I'm going to share some Sun's Golden Ray Publishing, LLC intellectual capital with you guys here.

Yeah, that's right. 48 hours old and we already have competition-sensitive intellectual capital. #consultant

In my day job, I do a lot of strategy and plans. Planning the strategy. Strategerizing the plan. Not so much executing the plan, but that's for another blog post.

If you haven't noticed, there's been a marketing plan since March for Double Life. There's a course of action, there's metrics, and the measurement of those actions for a course correction (if needed). For example, when I started out, I was focusing on Facebook and Facebook ads. I found that Facebook is not very effective - although a nice place to put my FreeBookFridays, I didn't see enough interested parties to warrant more cash going into it, other than the occasional boosted post. So I've moved to Twitter as my primary engagement source, and have found better returns on investments.

Beyond tool use, some of the other facets of my marketing strategy revolve around content, hashtag use and twitter chats, major events (like conventions), and helping other authors. Hell, even my trip home was a marketing opportunity (#sushergoeshome).

My #1 is to not be an annoying spambot, and to not overkill people with ads for my book, but provide content that I write with my voice. I'm a real person, and I think I'm pretty likeable (if not up my own ass), so I figure if I keep doing that, people will flock.

I've made lots of new friends on Twitter through twitter chats like #NewAgent and #NALitChat, which has been nice because it affords me the opportunity to share other authors' work. At the end of the day, people are going to get tired of hearing me talk - hell, even my Mom gets tired of hearing me talk. So I want to use my fledgling media empire to boost other authors - but I don't want to just spam people with, "This book exists!" because that doesn't help anyone.

That's why I've decided to start #FallfortheIndieBook2014. It's going to be a two-pronged effort:

Prong A is me hosting fifteen independent authors on my blog for a week at a time.

Prong B is crowd-focused: You guys can pledge to read and review fifteen independent or small press authors during the fifteen week competition.

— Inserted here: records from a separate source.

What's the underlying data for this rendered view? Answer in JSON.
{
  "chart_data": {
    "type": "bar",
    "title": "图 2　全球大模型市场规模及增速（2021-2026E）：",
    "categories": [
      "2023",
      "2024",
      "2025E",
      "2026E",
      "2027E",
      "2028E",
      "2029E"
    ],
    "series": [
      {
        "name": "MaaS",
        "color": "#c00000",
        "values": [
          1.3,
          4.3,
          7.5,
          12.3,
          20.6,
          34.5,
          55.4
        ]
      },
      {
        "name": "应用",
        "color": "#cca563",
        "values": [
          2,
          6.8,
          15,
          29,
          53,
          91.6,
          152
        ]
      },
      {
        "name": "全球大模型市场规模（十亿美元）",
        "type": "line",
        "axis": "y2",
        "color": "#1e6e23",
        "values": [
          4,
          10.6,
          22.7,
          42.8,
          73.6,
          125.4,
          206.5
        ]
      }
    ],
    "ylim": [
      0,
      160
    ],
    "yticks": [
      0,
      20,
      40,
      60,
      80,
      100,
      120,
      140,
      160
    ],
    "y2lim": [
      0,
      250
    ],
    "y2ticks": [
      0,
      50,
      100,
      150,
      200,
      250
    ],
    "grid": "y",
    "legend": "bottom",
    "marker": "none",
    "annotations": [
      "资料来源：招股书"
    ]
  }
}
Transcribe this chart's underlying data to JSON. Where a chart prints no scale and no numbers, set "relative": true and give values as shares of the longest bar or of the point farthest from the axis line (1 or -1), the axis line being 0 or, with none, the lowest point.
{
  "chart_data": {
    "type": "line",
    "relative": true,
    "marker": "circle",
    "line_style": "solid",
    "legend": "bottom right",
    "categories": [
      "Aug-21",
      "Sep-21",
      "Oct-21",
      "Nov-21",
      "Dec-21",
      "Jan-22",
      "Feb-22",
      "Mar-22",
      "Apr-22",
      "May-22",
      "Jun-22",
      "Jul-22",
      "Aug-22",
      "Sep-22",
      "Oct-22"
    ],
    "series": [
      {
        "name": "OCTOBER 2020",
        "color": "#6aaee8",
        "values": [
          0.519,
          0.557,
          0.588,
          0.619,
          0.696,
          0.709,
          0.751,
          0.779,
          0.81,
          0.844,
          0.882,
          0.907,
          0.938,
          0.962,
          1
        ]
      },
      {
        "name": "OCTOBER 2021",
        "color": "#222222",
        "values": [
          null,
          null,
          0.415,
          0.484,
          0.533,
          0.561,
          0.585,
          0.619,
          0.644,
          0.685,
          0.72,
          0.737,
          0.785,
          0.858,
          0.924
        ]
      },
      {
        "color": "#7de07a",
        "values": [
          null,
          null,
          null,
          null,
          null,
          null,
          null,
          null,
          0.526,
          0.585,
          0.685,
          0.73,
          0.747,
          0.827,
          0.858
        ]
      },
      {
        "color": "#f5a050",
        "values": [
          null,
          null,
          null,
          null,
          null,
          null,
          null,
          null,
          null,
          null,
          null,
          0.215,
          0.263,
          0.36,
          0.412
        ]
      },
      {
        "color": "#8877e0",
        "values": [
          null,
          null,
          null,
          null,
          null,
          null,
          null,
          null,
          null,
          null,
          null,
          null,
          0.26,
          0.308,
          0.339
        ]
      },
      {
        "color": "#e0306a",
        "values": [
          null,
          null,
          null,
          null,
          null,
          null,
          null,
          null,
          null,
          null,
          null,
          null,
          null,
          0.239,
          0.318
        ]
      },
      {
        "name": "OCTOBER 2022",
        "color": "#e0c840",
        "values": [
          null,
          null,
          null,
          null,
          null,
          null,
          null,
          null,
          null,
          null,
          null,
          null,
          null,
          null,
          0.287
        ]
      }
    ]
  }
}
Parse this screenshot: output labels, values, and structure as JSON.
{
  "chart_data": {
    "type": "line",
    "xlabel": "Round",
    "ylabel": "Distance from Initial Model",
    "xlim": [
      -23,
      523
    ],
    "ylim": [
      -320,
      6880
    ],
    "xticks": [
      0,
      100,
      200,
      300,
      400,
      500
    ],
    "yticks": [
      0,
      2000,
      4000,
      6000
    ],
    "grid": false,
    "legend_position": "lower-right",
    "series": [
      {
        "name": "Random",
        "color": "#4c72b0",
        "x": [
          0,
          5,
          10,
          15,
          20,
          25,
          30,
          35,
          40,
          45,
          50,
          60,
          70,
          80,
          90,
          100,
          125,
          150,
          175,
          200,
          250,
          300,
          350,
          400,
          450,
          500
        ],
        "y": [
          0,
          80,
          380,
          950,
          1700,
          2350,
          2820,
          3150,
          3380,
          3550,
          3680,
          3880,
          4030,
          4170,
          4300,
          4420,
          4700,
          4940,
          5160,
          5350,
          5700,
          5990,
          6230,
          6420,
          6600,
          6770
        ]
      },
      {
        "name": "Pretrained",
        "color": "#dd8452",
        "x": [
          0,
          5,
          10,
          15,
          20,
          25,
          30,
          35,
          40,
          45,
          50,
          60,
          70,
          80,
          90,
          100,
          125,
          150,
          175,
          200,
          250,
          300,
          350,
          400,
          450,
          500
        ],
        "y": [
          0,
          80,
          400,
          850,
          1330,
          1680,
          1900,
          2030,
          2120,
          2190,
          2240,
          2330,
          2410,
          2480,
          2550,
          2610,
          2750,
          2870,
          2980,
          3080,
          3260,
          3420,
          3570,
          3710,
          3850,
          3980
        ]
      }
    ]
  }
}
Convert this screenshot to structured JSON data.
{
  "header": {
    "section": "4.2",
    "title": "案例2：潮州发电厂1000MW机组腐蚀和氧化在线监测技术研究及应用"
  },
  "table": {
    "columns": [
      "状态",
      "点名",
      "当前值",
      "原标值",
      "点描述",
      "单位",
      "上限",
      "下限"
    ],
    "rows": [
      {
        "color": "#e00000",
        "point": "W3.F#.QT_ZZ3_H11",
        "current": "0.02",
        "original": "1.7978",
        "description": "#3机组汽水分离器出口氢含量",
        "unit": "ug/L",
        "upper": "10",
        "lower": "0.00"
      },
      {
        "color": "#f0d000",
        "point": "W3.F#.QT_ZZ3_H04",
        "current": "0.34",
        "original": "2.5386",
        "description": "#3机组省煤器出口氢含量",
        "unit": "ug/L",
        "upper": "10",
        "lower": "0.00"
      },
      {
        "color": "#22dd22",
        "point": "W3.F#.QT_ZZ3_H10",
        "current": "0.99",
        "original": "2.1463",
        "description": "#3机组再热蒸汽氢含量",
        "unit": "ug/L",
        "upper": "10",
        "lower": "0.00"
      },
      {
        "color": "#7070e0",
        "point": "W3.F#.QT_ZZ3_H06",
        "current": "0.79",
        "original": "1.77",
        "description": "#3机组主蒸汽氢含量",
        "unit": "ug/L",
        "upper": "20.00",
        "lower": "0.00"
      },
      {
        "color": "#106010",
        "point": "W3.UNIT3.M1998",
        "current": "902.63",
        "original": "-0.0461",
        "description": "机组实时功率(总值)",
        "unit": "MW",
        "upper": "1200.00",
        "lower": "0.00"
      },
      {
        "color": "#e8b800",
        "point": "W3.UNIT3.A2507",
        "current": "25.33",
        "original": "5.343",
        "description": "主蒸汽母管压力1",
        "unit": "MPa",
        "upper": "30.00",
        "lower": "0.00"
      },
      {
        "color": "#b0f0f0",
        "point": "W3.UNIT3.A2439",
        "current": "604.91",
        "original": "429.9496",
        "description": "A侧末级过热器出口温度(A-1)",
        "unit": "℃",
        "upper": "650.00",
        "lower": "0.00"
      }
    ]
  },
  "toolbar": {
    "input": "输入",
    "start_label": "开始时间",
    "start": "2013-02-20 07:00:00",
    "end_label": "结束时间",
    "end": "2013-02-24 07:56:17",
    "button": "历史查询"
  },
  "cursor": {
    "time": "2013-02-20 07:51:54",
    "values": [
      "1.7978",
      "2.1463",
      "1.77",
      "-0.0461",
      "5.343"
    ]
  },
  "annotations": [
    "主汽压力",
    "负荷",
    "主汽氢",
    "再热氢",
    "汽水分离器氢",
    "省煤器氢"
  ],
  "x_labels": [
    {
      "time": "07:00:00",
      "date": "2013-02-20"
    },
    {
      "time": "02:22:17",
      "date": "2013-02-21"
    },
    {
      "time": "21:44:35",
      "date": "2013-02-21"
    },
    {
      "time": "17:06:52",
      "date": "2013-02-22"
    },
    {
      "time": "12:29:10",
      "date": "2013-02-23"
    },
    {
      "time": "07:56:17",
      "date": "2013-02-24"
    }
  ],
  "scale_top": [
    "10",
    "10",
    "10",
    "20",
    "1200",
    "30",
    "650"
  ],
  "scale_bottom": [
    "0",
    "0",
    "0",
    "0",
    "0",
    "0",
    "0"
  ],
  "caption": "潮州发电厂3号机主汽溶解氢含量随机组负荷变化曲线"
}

I'm thinking there will be a giveaway at the end for anyone who completes the challenge of a gift card or something like that. But this post isn't about that, and I haven't finished developing that strategy yet, so stand by for more.

I got sidetracked.

One of the things I've realized over the past six months is that everyone else is not in my head. So they don't know that June was Release Campaign or July was #SUsherGoesHome Campaign. They just see tweets and posts as they come and forget about them.

For me, I wanted to have one thing going on at a time because I thought it would confuse people otherwise. And for the most part, I still think that's a good strategy. But I noticed that Twitter is a different audience (mostly other authors and bibliophiles) than Facebook (mostly people I grew up with and random thirteen year olds). So I can run multiple campaigns at once - I can do a GoodReads giveaway at the same time as #FallfortheIndieBook2014, and still promote #RaziaDoubleLife

In reality, everything I do is to promote Double Life. But you know, gotta be sneaky about it. I'm gonna make you fall in love with me the author, and then you'll fall in love with my book.